Paroles Plurielles

Voyages dans les mots...chaque jeudi une consigne d'écriture pour les amoureux des mots. En voiture...!

03 juin 2008

34. Mauvaise anticipation (Vertumne)

Je sors du garage avec une épouvantable migraine. Elle, à l'autre bout de la ville, elle enfonce la vitrine d'une pharmacie avec son 4x4. Dans une heure, on doit se rencontrer au parc pour…
À nouveau, le bouquin lui tomba des mains, mais définitivement cette fois-ci. « Décidément, il s'écrit n'importe quoi » pensa-t-il, en se mettant à regretter son achat. Bon, il devait quand même admettre que ce n'était pas le livre, qu'il avait choisi en priorité – Huile de vendange, d'Ursule Trianon –, mais plutôt les trois jolies petites poupées délivrées en supplément avec le bouquin. Ce serait parfait pour ses nièces, il ne savait jamais quoi leur offrir quand il allait rendre visite à sa sœur…

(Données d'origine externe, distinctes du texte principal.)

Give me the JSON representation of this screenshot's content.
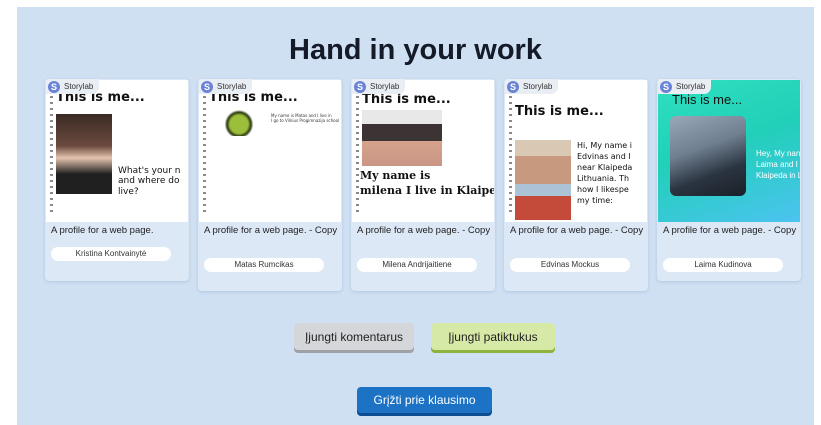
{
  "page": {
    "title": "Hand in your work"
  },
  "brand": {
    "name": "Storylab",
    "logo_letter": "S"
  },
  "cards": [
    {
      "thumb_title": "This is me...",
      "thumb_text": [
        "What's your n",
        "and where do",
        "live?"
      ],
      "caption": "A profile for a web page.",
      "author": "Kristina Kontvainytė"
    },
    {
      "thumb_title": "This is me...",
      "thumb_text": [
        "My name is Matas and I live in",
        "I go to Vilnius Progimnazija school"
      ],
      "caption": "A profile for a web page. - Copy",
      "author": "Matas Rumcikas"
    },
    {
      "thumb_title": "This is me...",
      "thumb_text": [
        "My  name is",
        "milena   I live in Klaipe"
      ],
      "caption": "A profile for a web page. - Copy",
      "author": "Milena Andrijaitiene"
    },
    {
      "thumb_title": "This is me...",
      "thumb_text": [
        "Hi, My name i",
        "Edvinas and I",
        "near Klaipeda",
        "Lithuania. Th",
        "how I likespe",
        "my time:"
      ],
      "caption": "A profile for a web page. - Copy",
      "author": "Edvinas Mockus"
    },
    {
      "thumb_title": "This is me...",
      "thumb_text": [
        "Hey, My nan",
        "Laima and I",
        "Klaipeda in L"
      ],
      "caption": "A profile for a web page. - Copy",
      "author": "Laima Kudinova"
    }
  ],
  "buttons": {
    "comments": "Įjungti komentarus",
    "likes": "Įjungti patiktukus",
    "back": "Grįžti prie klausimo"
  },
  "colors": {
    "background": "#cfe0f3",
    "primary": "#1c73c6",
    "likes_button": "#d7e9a6",
    "comments_button": "#d5d6d9"
  }
}
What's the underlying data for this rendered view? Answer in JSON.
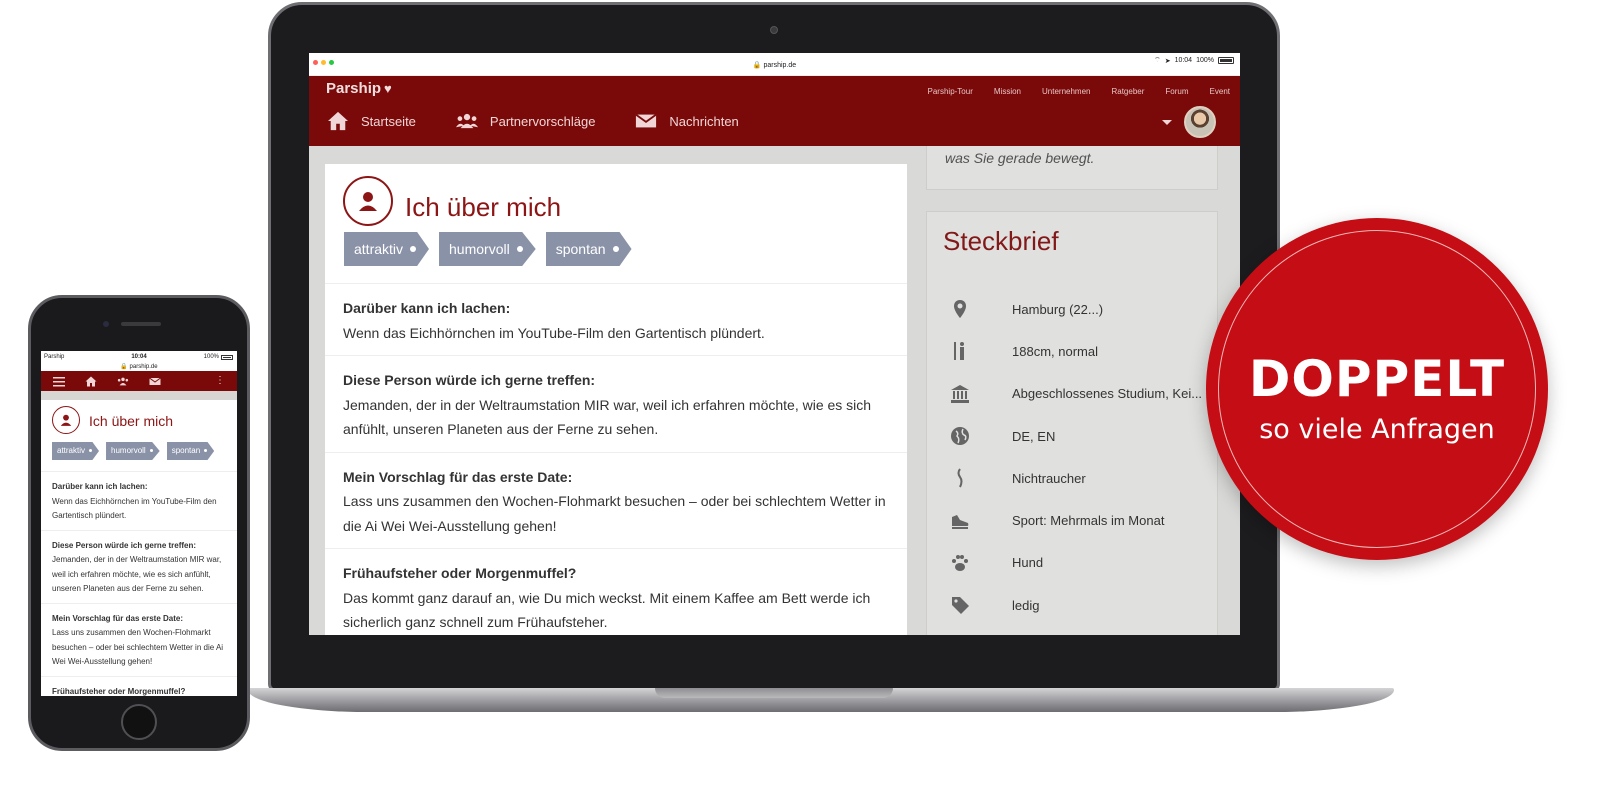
{
  "laptop": {
    "status_bar": {
      "url": "parship.de",
      "time": "10:04",
      "battery": "100%"
    },
    "header": {
      "logo": "Parship",
      "top_links": [
        "Parship-Tour",
        "Mission",
        "Unternehmen",
        "Ratgeber",
        "Forum",
        "Event"
      ],
      "nav": [
        "Startseite",
        "Partnervorschläge",
        "Nachrichten"
      ]
    },
    "profile": {
      "title": "Ich über mich",
      "tags": [
        "attraktiv",
        "humorvoll",
        "spontan"
      ],
      "qa": [
        {
          "q": "Darüber kann ich lachen:",
          "a": "Wenn das Eichhörnchen im YouTube-Film den Gartentisch plündert."
        },
        {
          "q": "Diese Person würde ich gerne treffen:",
          "a": "Jemanden, der in der Weltraumstation MIR war, weil ich erfahren möchte, wie es sich anfühlt, unseren Planeten aus der Ferne zu sehen."
        },
        {
          "q": "Mein Vorschlag für das erste Date:",
          "a": "Lass uns zusammen den Wochen-Flohmarkt besuchen – oder bei schlechtem Wetter in die Ai Wei Wei-Ausstellung gehen!"
        },
        {
          "q": "Frühaufsteher oder Morgenmuffel?",
          "a": "Das kommt ganz darauf an, wie Du mich weckst. Mit einem Kaffee am Bett werde ich sicherlich ganz schnell zum Frühaufsteher."
        }
      ]
    },
    "sidebar": {
      "top_text": "was Sie gerade bewegt.",
      "steckbrief_title": "Steckbrief",
      "items": [
        {
          "icon": "location-pin-icon",
          "value": "Hamburg (22...)"
        },
        {
          "icon": "height-icon",
          "value": "188cm, normal"
        },
        {
          "icon": "education-icon",
          "value": "Abgeschlossenes Studium, Kei..."
        },
        {
          "icon": "globe-icon",
          "value": "DE, EN"
        },
        {
          "icon": "smoke-icon",
          "value": "Nichtraucher"
        },
        {
          "icon": "shoe-icon",
          "value": "Sport: Mehrmals im Monat"
        },
        {
          "icon": "paw-icon",
          "value": "Hund"
        },
        {
          "icon": "tag-icon",
          "value": "ledig"
        }
      ]
    }
  },
  "phone": {
    "status_bar": {
      "carrier": "Parship",
      "time": "10:04",
      "battery": "100%",
      "url": "parship.de"
    },
    "profile": {
      "title": "Ich über mich",
      "tags": [
        "attraktiv",
        "humorvoll",
        "spontan"
      ],
      "qa": [
        {
          "q": "Darüber kann ich lachen:",
          "a": "Wenn das Eichhörnchen im YouTube-Film den Gartentisch plündert."
        },
        {
          "q": "Diese Person würde ich gerne treffen:",
          "a": "Jemanden, der in der Weltraumstation MIR war, weil ich erfahren möchte, wie es sich anfühlt, unseren Planeten aus der Ferne zu sehen."
        },
        {
          "q": "Mein Vorschlag für das erste Date:",
          "a": "Lass uns zusammen den Wochen-Flohmarkt besuchen – oder bei schlechtem Wetter in die Ai Wei Wei-Ausstellung gehen!"
        },
        {
          "q": "Frühaufsteher oder Morgenmuffel?",
          "a": ""
        }
      ]
    }
  },
  "promo_badge": {
    "big": "DOPPELT",
    "small": "so viele Anfragen"
  },
  "colors": {
    "brand": "#7a0a0a",
    "accent": "#8c1515",
    "tag": "#8a92a8",
    "badge": "#c40d14"
  }
}
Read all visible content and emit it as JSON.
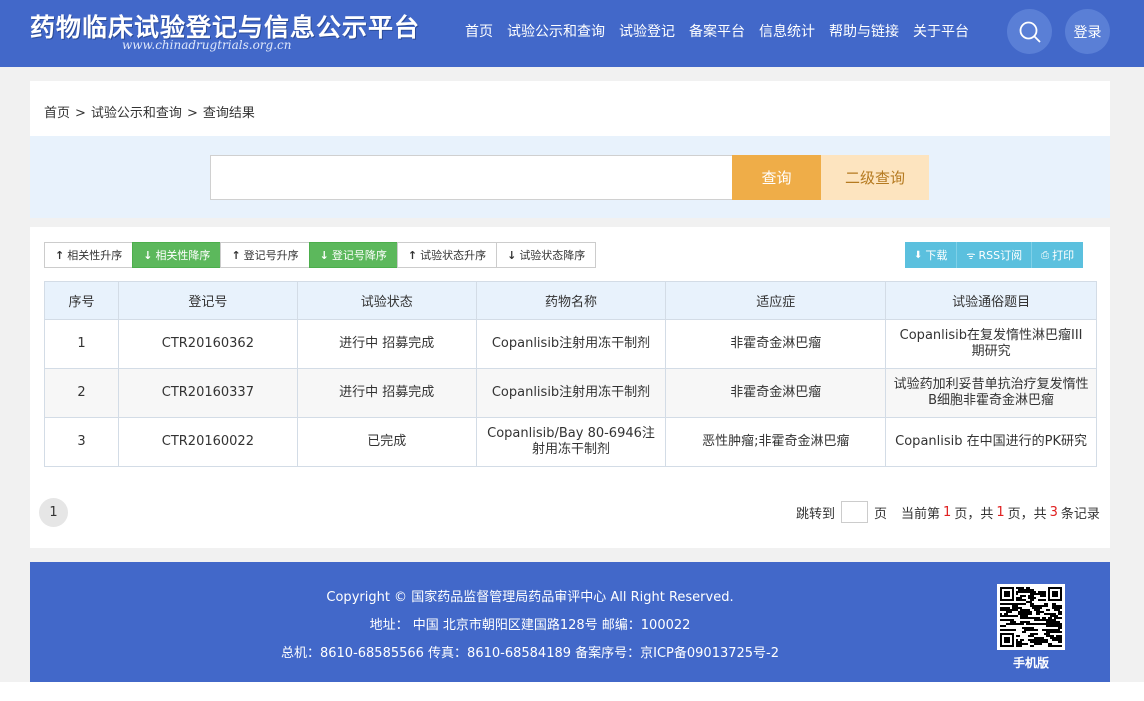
{
  "header": {
    "title": "药物临床试验登记与信息公示平台",
    "url": "www.chinadrugtrials.org.cn",
    "nav": [
      "首页",
      "试验公示和查询",
      "试验登记",
      "备案平台",
      "信息统计",
      "帮助与链接",
      "关于平台"
    ],
    "search_icon": "search-icon",
    "login_label": "登录"
  },
  "breadcrumb": [
    "首页",
    "试验公示和查询",
    "查询结果"
  ],
  "search": {
    "value": "",
    "query_label": "查询",
    "secondary_label": "二级查询"
  },
  "sort_buttons": [
    {
      "label": "相关性升序",
      "dir": "up",
      "active": false
    },
    {
      "label": "相关性降序",
      "dir": "down",
      "active": true
    },
    {
      "label": "登记号升序",
      "dir": "up",
      "active": false
    },
    {
      "label": "登记号降序",
      "dir": "down",
      "active": true
    },
    {
      "label": "试验状态升序",
      "dir": "up",
      "active": false
    },
    {
      "label": "试验状态降序",
      "dir": "down",
      "active": false
    }
  ],
  "actions": [
    {
      "label": "下载",
      "icon": "download-icon"
    },
    {
      "label": "RSS订阅",
      "icon": "rss-icon"
    },
    {
      "label": "打印",
      "icon": "print-icon"
    }
  ],
  "table": {
    "headers": [
      "序号",
      "登记号",
      "试验状态",
      "药物名称",
      "适应症",
      "试验通俗题目"
    ],
    "rows": [
      [
        "1",
        "CTR20160362",
        "进行中 招募完成",
        "Copanlisib注射用冻干制剂",
        "非霍奇金淋巴瘤",
        "Copanlisib在复发惰性淋巴瘤III 期研究"
      ],
      [
        "2",
        "CTR20160337",
        "进行中 招募完成",
        "Copanlisib注射用冻干制剂",
        "非霍奇金淋巴瘤",
        "试验药加利妥昔单抗治疗复发惰性B细胞非霍奇金淋巴瘤"
      ],
      [
        "3",
        "CTR20160022",
        "已完成",
        "Copanlisib/Bay 80-6946注射用冻干制剂",
        "恶性肿瘤;非霍奇金淋巴瘤",
        "Copanlisib 在中国进行的PK研究"
      ]
    ]
  },
  "pagination": {
    "page": "1",
    "jump_label": "跳转到",
    "page_unit": "页",
    "current_prefix": "当前第",
    "current": "1",
    "total_prefix": "页，共",
    "total_pages": "1",
    "records_prefix": "页，共",
    "total_records": "3",
    "records_suffix": "条记录"
  },
  "footer": {
    "copyright": "Copyright © 国家药品监督管理局药品审评中心 All Right Reserved.",
    "address": "地址： 中国 北京市朝阳区建国路128号 邮编：100022",
    "contact": "总机：8610-68585566 传真：8610-68584189 备案序号：京ICP备09013725号-2",
    "mobile_label": "手机版"
  }
}
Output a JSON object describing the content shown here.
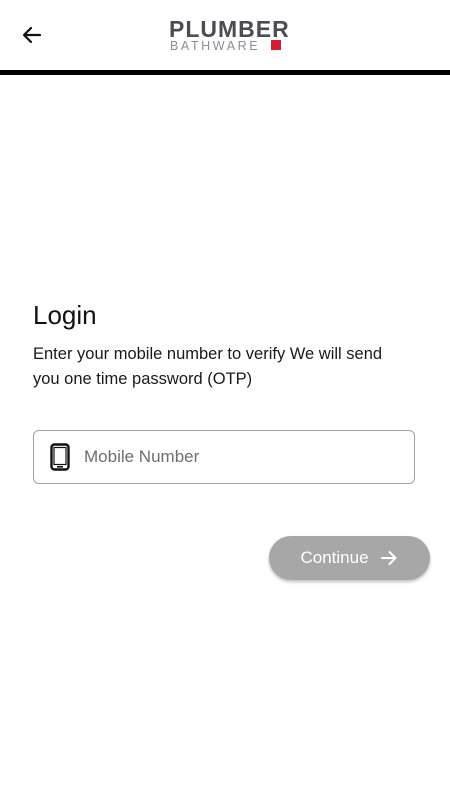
{
  "header": {
    "back_icon": "arrow-left-icon",
    "logo": {
      "top_text": "PLUMBER",
      "bottom_text": "BATHWARE",
      "text_color": "#4a4d52",
      "accent_color": "#d11f2f"
    },
    "rule_color": "#000000"
  },
  "login": {
    "title": "Login",
    "description": "Enter your mobile number to verify We will send you one time password (OTP)",
    "mobile_field": {
      "icon": "smartphone-icon",
      "placeholder": "Mobile Number",
      "value": ""
    },
    "continue_button": {
      "label": "Continue",
      "icon": "arrow-right-icon",
      "background_color": "#a7a7a7"
    }
  }
}
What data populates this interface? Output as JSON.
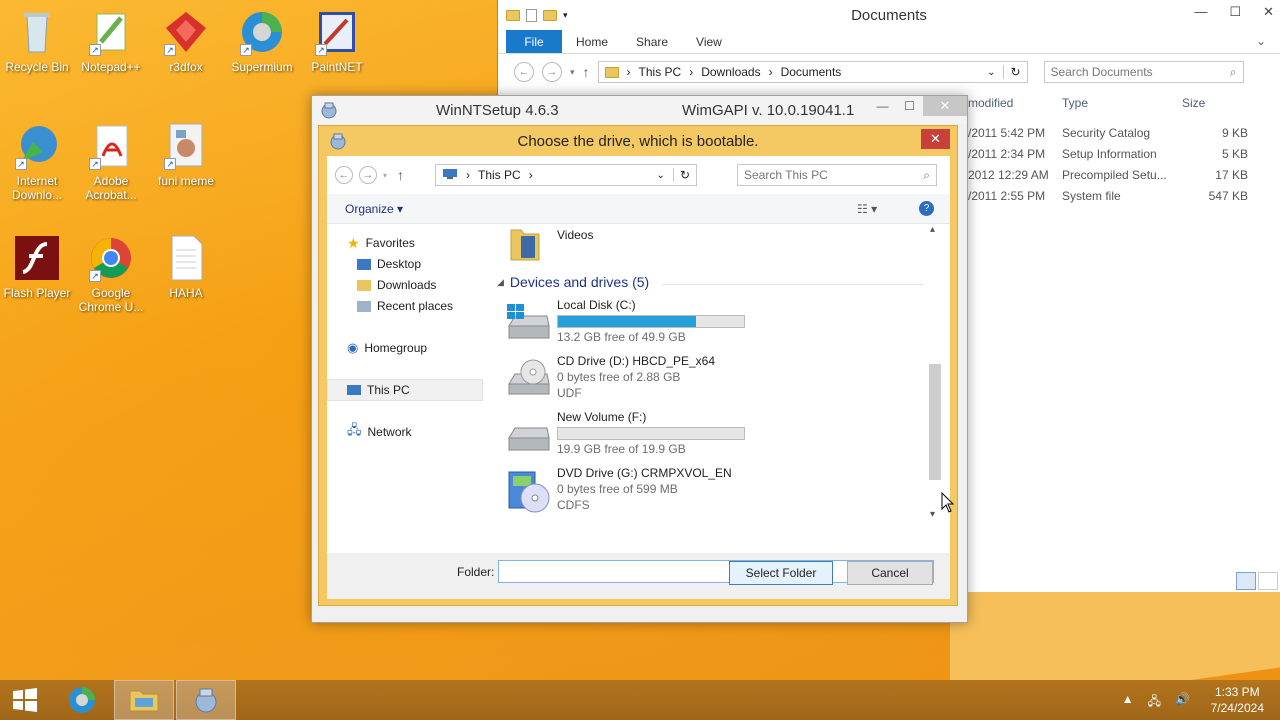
{
  "desktop": {
    "icons": [
      {
        "label": "Recycle Bin"
      },
      {
        "label": "Notepad++"
      },
      {
        "label": "r3dfox"
      },
      {
        "label": "Supermium"
      },
      {
        "label": "PaintNET"
      },
      {
        "label": "Internet Downlo..."
      },
      {
        "label": "Adobe Acrobat..."
      },
      {
        "label": "funi meme"
      },
      {
        "label": "Flash Player"
      },
      {
        "label": "Google Chrome U..."
      },
      {
        "label": "HAHA"
      }
    ]
  },
  "explorer": {
    "title": "Documents",
    "tabs": [
      "File",
      "Home",
      "Share",
      "View"
    ],
    "path": [
      "This PC",
      "Downloads",
      "Documents"
    ],
    "search_placeholder": "Search Documents",
    "columns": {
      "modified": "modified",
      "type": "Type",
      "size": "Size"
    },
    "rows": [
      {
        "date": "/2011 5:42 PM",
        "type": "Security Catalog",
        "size": "9 KB"
      },
      {
        "date": "/2011 2:34 PM",
        "type": "Setup Information",
        "size": "5 KB"
      },
      {
        "date": "2012 12:29 AM",
        "type": "Precompiled Setu...",
        "size": "17 KB"
      },
      {
        "date": "/2011 2:55 PM",
        "type": "System file",
        "size": "547 KB"
      }
    ]
  },
  "winntsetup": {
    "title": "WinNTSetup 4.6.3",
    "api": "WimGAPI v. 10.0.19041.1"
  },
  "dialog": {
    "title": "Choose the drive, which is bootable.",
    "address": "This PC",
    "search_placeholder": "Search This PC",
    "organize": "Organize",
    "nav": {
      "favorites": "Favorites",
      "desktop": "Desktop",
      "downloads": "Downloads",
      "recent": "Recent places",
      "homegroup": "Homegroup",
      "this_pc": "This PC",
      "network": "Network"
    },
    "videos": "Videos",
    "group_header": "Devices and drives (5)",
    "drives": [
      {
        "name": "Local Disk (C:)",
        "free": "13.2 GB free of 49.9 GB",
        "fs": "",
        "used_fraction": 0.74
      },
      {
        "name": "CD Drive (D:) HBCD_PE_x64",
        "free": "0 bytes free of 2.88 GB",
        "fs": "UDF"
      },
      {
        "name": "New Volume (F:)",
        "free": "19.9 GB free of 19.9 GB",
        "fs": "",
        "used_fraction": 0.0
      },
      {
        "name": "DVD Drive (G:) CRMPXVOL_EN",
        "free": "0 bytes free of 599 MB",
        "fs": "CDFS"
      }
    ],
    "folder_label": "Folder:",
    "folder_value": "",
    "select_button": "Select Folder",
    "cancel_button": "Cancel"
  },
  "taskbar": {
    "time": "1:33 PM",
    "date": "7/24/2024"
  },
  "colors": {
    "accent": "#1979ca",
    "drive_bar": "#26a0da",
    "dialog_frame": "#f4c963",
    "close_red": "#c7413a"
  }
}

Effet pervers du crépuscule de la littérature. Peu à peu, les librairies avaient disparu les unes après les autres, le livre avait totalement déserté les écrans de télévision, le critique était un genre en perdition puisqu'il n'avait pratiquement plus rien de solide à critiquer, les rares livres qui paraissaient encore se trouvaient prisonniers de leur emballage plastique, s'empilant à l'étalage de quelque épicerie ou quincaillerie, on ne prenait plus la peine de rédiger une quatrième de couverture, aussi ne savait pas vraiment ce qu'on allait lire, on encourageait leur achat en l'accompagnant d'un jouet, d'une pièce d'outillage, d'un appareil électro-ménager (à moins que ce ne fût l'inverse: offrir un livre – ou ce qui en faisait encore office… – à l'achat d'un ustensile de cuisine ou d'un accessoire de camping). De leur côté, et pour préserver leurs trésors, les bibliothèques ne prêtaient plus les ouvrages qu'elles conservaient précieusement, n'en autorisant la lecture que dans des locaux blindés et truffés de caméras.

Huile de vendange… Le titre, pour curieux qu'il était, lui avait plu. Bon, il s'était trompé, il n'allait pas en faire toute une histoire. De toute façon, il n'aurait pas pris J'ai retrouvé le temps perdu, de Raymond Croust, il était offert avec une cafetière italienne, et il en avait déjà trois à la maison…

Posté par Vertumne à 21:10 - Vertumne - Commentaires [10] - Permalien [#]

Commentaires

    Grinçant, ce texte qui nous parle d'un monde que je n'ai pas envie de connaître!

    Posté par fabeli, 03 juin 2008 à 22:13
  • c'est assez savoureux
    et malheureusement assez réaliste.

    voila qu'on nous propose la grande BD de l'histoire de France avec un journal, cet été.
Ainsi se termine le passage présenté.